Member of the State Duma for Tatarstan
- Incumbent
- Assumed office 12 October 2021
- Preceded by: Fatikh Sibagatullin
- Constituency: Privolzhsky (No. 26)

Personal details
- Born: 8 June 1981 (age 44) Kazan, Tatar ASSR, USSR
- Party: United Russia
- Alma mater: Kazan National Research Technological University

= Ilia Volfson =

Russian politician

Ilia Svetoslavovich Volfson (Илья Светославович Вольфсон; born 8 June 1981 in Kazan) is a Russian political figure a deputy of the 8th State Duma.

From 2003 to 2005, Volfson worked at the Inkomstroy, first as a senior manager and later as deputy director.
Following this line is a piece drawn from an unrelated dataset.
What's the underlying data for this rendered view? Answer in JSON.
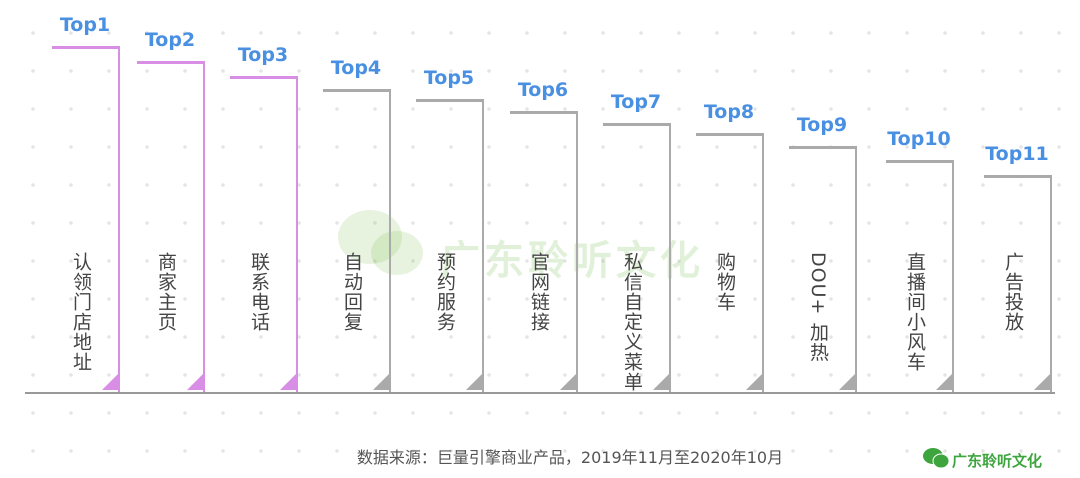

From 2007 to 2016, he was the deputy director and co-owner of the Siti Stroy company. He left the post to become the director of the group of companies SMU-88. In 2015, he became the deputy of the Kazan City Duma of the 3rd convocation. In 2019-2021, he was the deputy of the State Council of the Republic of Tatarstan. Since September 2021, he has served as deputy of the 8th State Duma from the Privolzhsky constituency.

== Sanctions ==

He was sanctioned by Canada under the Special Economic Measures Act (S.C. 1992, c. 17) in relation to the Russian invasion of Ukraine for Grave Breach of International Peace and Security, and by the UK government on 11 March 2022 in relation to the Russo-Ukrainian War.